Was Egypt the real birthplace of modern civilization?

Was Egypt the real birthplace of modern civilization?

A new study suggests that humans may have taken a vastly different path along the great migration to Eurasia over 60,000 years ago.

The anthropological community has long accepted Ethiopia as the gateway to the Middle East, Europe, and Asia taken by the earliest humans almost 60,000 years ago. A new study, however, suggests that this may not actually be the case. According to EurekAlert, the majority of nomadic North Africans may have reached other continents by way of Egypt instead.

A new genetic analysis of modern day North Africans has revealed that the migratory path taken tens of thousands of years ago may actually be much different than we thought. According to the study’s lead author, Dr. Luca Pagani of the Wellcome Trust Sanger Institute and the university of Cambridge in the UK, he and his team analyzed the DNA of six modern northeast African groups – one group of 100 Egyptians and five groups of 25 Ethiopians each.

“Two geographically plausible routes have been proposed,” Dr. Pagani said. The first was “An exit through the current Egypt and Sinai, which is the northern route, or one through Ethiopia, the Bab el Mandeb Strait, and the Arabian Peninsula, which is the Southern Route.” The research produced the first comprehensive set of standardized genetic data for Northeast Africans.

After controlling for more recent migration events, Dr.
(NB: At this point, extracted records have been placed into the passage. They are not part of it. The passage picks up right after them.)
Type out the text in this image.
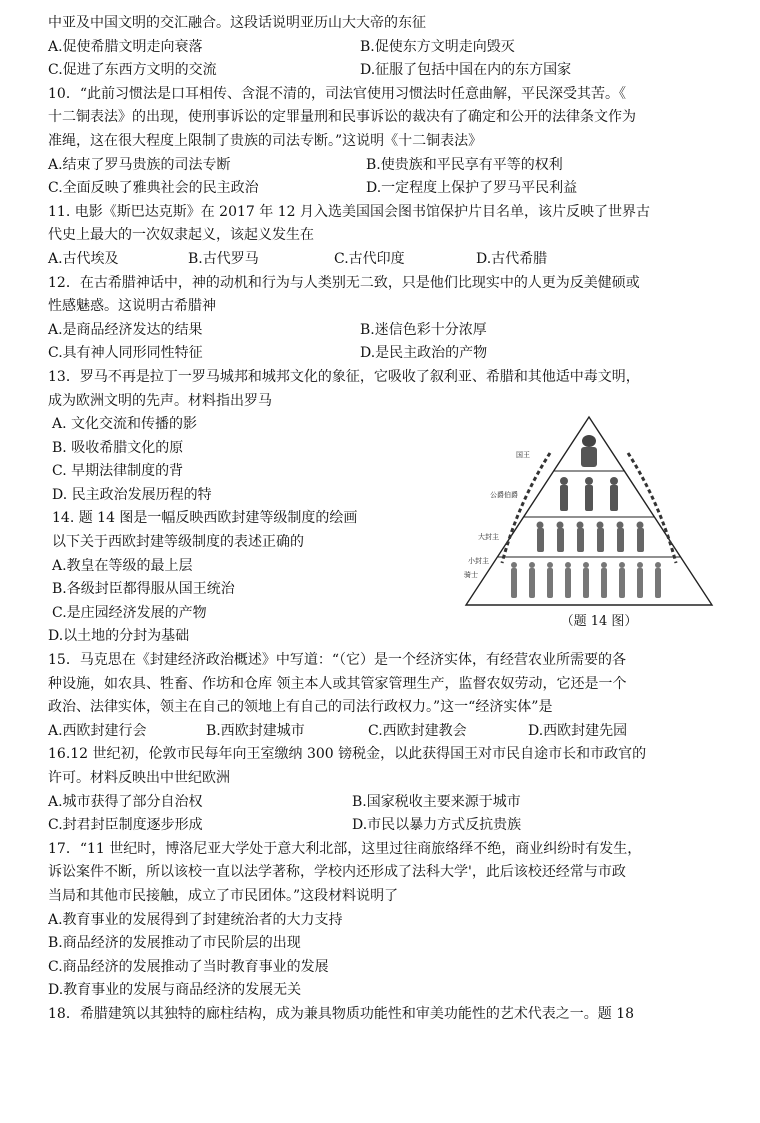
中亚及中国文明的交汇融合。这段话说明亚历山大大帝的东征
A.促使希腊文明走向衰落	B.促使东方文明走向毁灭
C.促进了东西方文明的交流	D.征服了包括中国在内的东方国家
10．“此前习惯法是口耳相传、含混不清的，司法官使用习惯法时任意曲解，平民深受其苦。《
十二铜表法》的出现，使刑事诉讼的定罪量刑和民事诉讼的裁决有了确定和公开的法律条文作为
准绳，这在很大程度上限制了贵族的司法专断。”这说明《十二铜表法》
A.结束了罗马贵族的司法专断	B.使贵族和平民享有平等的权利
C.全面反映了雅典社会的民主政治	D.一定程度上保护了罗马平民利益
11. 电影《斯巴达克斯》在 2017 年 12 月入选美国国会图书馆保护片目名单，该片反映了世界古
代史上最大的一次奴隶起义，该起义发生在
A.古代埃及	B.古代罗马	C.古代印度	D.古代希腊
12．在古希腊神话中，神的动机和行为与人类别无二致，只是他们比现实中的人更为反美健硕或
性感魅惑。这说明古希腊神
A.是商品经济发达的结果	B.迷信色彩十分浓厚
C.具有神人同形同性特征	D.是民主政治的产物
13．罗马不再是拉丁一罗马城邦和城邦文化的象征，它吸收了叙利亚、希腊和其他适中毒文明，
成为欧洲文明的先声。材料指出罗马
A. 文化交流和传播的影
B. 吸收希腊文化的原
C. 早期法律制度的背
D. 民主政治发展历程的特
14. 题 14 图是一幅反映西欧封建等级制度的绘画
以下关于西欧封建等级制度的表述正确的
A.教皇在等级的最上层
B.各级封臣都得服从国王统治
C.是庄园经济发展的产物
D.以土地的分封为基础
国王
公爵伯爵
大封主
骑士
小封主
（题 14 图）
15．马克思在《封建经济政治概述》中写道：“（它）是一个经济实体，有经营农业所需要的各
种设施，如农具、牲畜、作坊和仓库 领主本人或其管家管理生产，监督农奴劳动，它还是一个
政治、法律实体，领主在自己的领地上有自己的司法行政权力。”这一“经济实体”是
A.西欧封建行会	B.西欧封建城市	C.西欧封建教会	D.西欧封建先园
16.12 世纪初，伦敦市民每年向王室缴纳 300 镑税金，以此获得国王对市民自途市长和市政官的
许可。材料反映出中世纪欧洲
A.城市获得了部分自治权	B.国家税收主要来源于城市
C.封君封臣制度逐步形成	D.市民以暴力方式反抗贵族
17．“11 世纪时，博洛尼亚大学处于意大利北部，这里过往商旅络绎不绝，商业纠纷时有发生，
诉讼案件不断，所以该校一直以法学著称，学校内还形成了法科大学'，此后该校还经常与市政
当局和其他市民接触，成立了市民团体。”这段材料说明了
A.教育事业的发展得到了封建统治者的大力支持
B.商品经济的发展推动了市民阶层的出现
C.商品经济的发展推动了当时教育事业的发展
D.教育事业的发展与商品经济的发展无关
18．希腊建筑以其独特的廊柱结构，成为兼具物质功能性和审美功能性的艺术代表之一。题 18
Pagani determined that the DNA from the Egyptian sample was overwhelmingly more similar to modern Eurasian populations than was the Ethiopian DNA. This suggests to Dr. Pagani and his colleagues that migrants primarily used Egypt as a byway out of Africa, reproducing and settling along the way.

The study offers fascinating insight into the evolution of modern day humanity, and contributes a comprehensive catalog of the genetic makeup of large sections of Egyptian and Ethiopian populations. Dr. Pagani hopes that the information will be valuable as a reference for future medical and anthropological studies.

The study was published this Thursday in the American Journal of Human Genetics.